O Jovem Griff riu-se.


— Onde aprendeste a fazer isso?


— Os saltimbancos ensinaram-me — mentiu. — A minha mãe gostava mais de mim do que do resto dos filhos porque eu era tão pequeno. Amamentou-me até ter sete anos. Isso deixou os meus irmãos com ciúmes, por isso enfiaram-me num saco e venderam-me a uma trupe de saltimbancos. Quando tentei fugir, o chefe dos saltimbancos cortou-me metade do nariz, portanto não tive alternativa senão seguir com eles e aprender a ser divertido.


A verdade era bastante diferente. O tio ensinara-lhe um pouco de malabarismo aos seis ou sete anos. Tyrion dedicara-se a isso com avidez. Durante meio ano, andara alegremente a fazer rodas por todo o Rochedo Casterly, trazendo sorrisos tanto às caras de septões, como às de escudeiros e criados. Até Cersei rira uma ou duas vezes ao vê-lo.


Tudo isso terminara abruptamente no dia em que o pai regressara de uma estadia em Porto Real. Nessa noite, ao jantar, Tyrion surpreendera o seu progenitor percorrendo toda a mesa elevada a fazer o pino. O Lorde Tywin não ficara contente.


— Os deuses fizeram-te anão. Terás também de ser bobo?

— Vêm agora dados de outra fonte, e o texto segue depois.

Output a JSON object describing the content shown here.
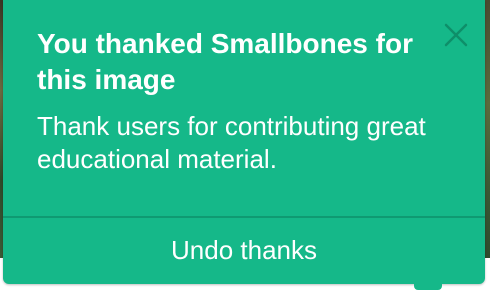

Nasceu leão, não macaco.


E tu és um cadávery pai, portanto, farei as cabriolas que quiser.


— Tem o dom para fazer os homens sorrir — disse a Septã Lemore a Tyrion enquanto este secava os dedos dos pés. — Devia agradecer ao Pai no Céu. Ele dá dons a todos os seus filhos.

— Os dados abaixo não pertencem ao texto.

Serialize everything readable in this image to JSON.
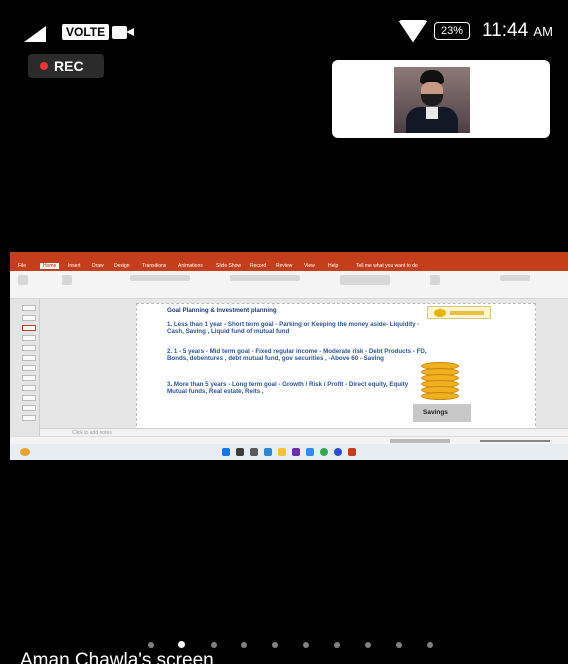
{
  "status_bar": {
    "network_badge": "VOLTE",
    "battery": "23%",
    "time": "11:44",
    "ampm": "AM"
  },
  "recording": {
    "label": "REC",
    "dot_color": "#ee3333"
  },
  "shared_screen": {
    "owner_label": "Aman Chawla's screen",
    "app": {
      "tabs": [
        "File",
        "Home",
        "Insert",
        "Draw",
        "Design",
        "Transitions",
        "Animations",
        "Slide Show",
        "Record",
        "Review",
        "View",
        "Help"
      ],
      "active_tab": "Home",
      "search_hint": "Tell me what you want to do",
      "notes_hint": "Click to add notes",
      "brand_color": "#c43e1c"
    },
    "slide": {
      "title": "Goal Planning & Investment planning",
      "points": [
        "1. Less than 1 year - Short term goal - Parking or Keeping the money aside- Liquidity - Cash, Saving , Liquid fund of mutual fund",
        "2. 1 - 5 years - Mid term goal - Fixed regular income - Moderate risk - Debt Products - FD, Bonds, debentures , debt mutual fund, gov securities , -Above 60 - Saving",
        "3. More than 5 years - Long term goal - Growth / Risk / Profit - Direct equity, Equity Mutual funds, Real estate, Reits ,"
      ],
      "image_label": "Savings"
    }
  },
  "pager": {
    "count": 12,
    "active_index": 1
  }
}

— Pois dá — concordou o anão num tom agradável. E quando eu morrer; por favor que me enterrem com uma besta para poder agradecer ao Pai no Céu pelos seus dons da mesma forma que agradeci ao pai na terra.

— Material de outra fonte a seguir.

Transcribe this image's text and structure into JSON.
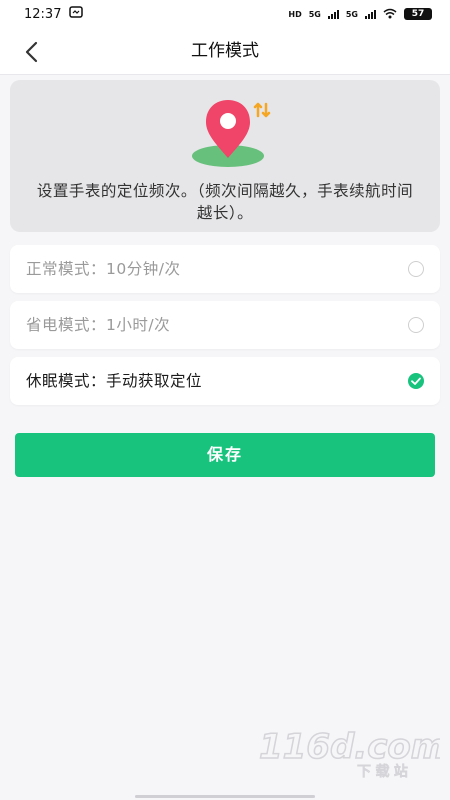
{
  "status_bar": {
    "time": "12:37",
    "network_left": "HD",
    "network_5g_1": "5G",
    "network_5g_2": "5G",
    "battery": "57"
  },
  "header": {
    "title": "工作模式"
  },
  "intro": {
    "text": "设置手表的定位频次。（频次间隔越久，手表续航时间越长）。"
  },
  "modes": [
    {
      "label": "正常模式：10分钟/次",
      "selected": false
    },
    {
      "label": "省电模式：1小时/次",
      "selected": false
    },
    {
      "label": "休眠模式：手动获取定位",
      "selected": true
    }
  ],
  "actions": {
    "save_label": "保存"
  },
  "colors": {
    "accent": "#18c37e",
    "pin": "#f04468",
    "pin_base": "#67c07b"
  },
  "icons": {
    "back": "chevron-left-icon",
    "location": "location-pin-icon",
    "check": "check-icon"
  }
}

Ainda tinha a roupa ensopada do mergulho involuntário, colando-se-lhe desconfortavelmente aos braços e às pernas. Quando o Jovem Griff se foi embora com a Septã Lemore para ser instruído nos mistérios da Fé, Tyrion despiu a roupa molhada e vestiu outra seca. Pato soltou uma valente gargalhada quando ele voltou a aparecer no convés. Não podia censurá-lo. Vestido como estava era uma visão cômica. O gibão estava dividido ao meio; o lado esquerdo era de veludo púrpura com tachões de bronze, o direito de lã amarela bordada com padrões florais verdes. As bragas estavam divididas de forma semelhante; a perna direita era verde, a esquerda listada de vermelho e branco. Uma das arcas de Illyrio fora enchida com roupa de criança, bafienta mas bem feita. A Septã Lemore cortara ao meio cada peça de roupa e depois voltara a cosê-las, juntando metade disto com metade daquilo para arranjar retalhos improvisados. Griff insistira mesmo que Tyrion ajudasse a cortar e a coser. Não havia dúvida de que pretendera que a atividade o humilhasse, mas Tyrion gostara da costura. Lemore era sempre uma companhia agradável, apesar da queda que tinha para repreendê-lo sempre que ele dizia qualquer coisa rude sobre os deuses. Se Griff me quer pôr no papel de bobo,jogarei esse jogo. Em algum lugar, bem sabia, Lorde Tywin Lannister estava horrorizado, e isso fazia com que o fato não o picasse.


O seu outro dever era tudo menos pateta. O Pato tem a sua espada, eu a minha pena e o meu pergaminho. Griff ordenara-lhe que tomasse nota de tudo o que sabia sobre dragões. A tarefa era gigantesca, mas o anão trabalhava nela todos os dias, escrevendo o melhor que podia enquanto se mantinha sentado de pernas cruzadas no teto da cabine.


Tyrion lera muitíssimo sobre dragões ao longo dos anos. A maioria desses relatos eram histórias vãs em que não era possível confiar, e os livros que Illyrio lhes fornecera não eram aqueles que poderia ter desejado. O que realmente queria era o texto completo de Os Fogos da Cidade Franca, a história de Valíria escrita por Galendro. Mas nenhuma cópia completa era conhecida em Westeros; até à Cidadela faltavam vinte e sete rolos. Decerto que deverão ter uma biblioteca na Velha Volantis. Poderei encontrar aí uma cópia melhor; se conseguir arranjar maneira de atravessar as Muralhas Negras e entrar no coração da cidade.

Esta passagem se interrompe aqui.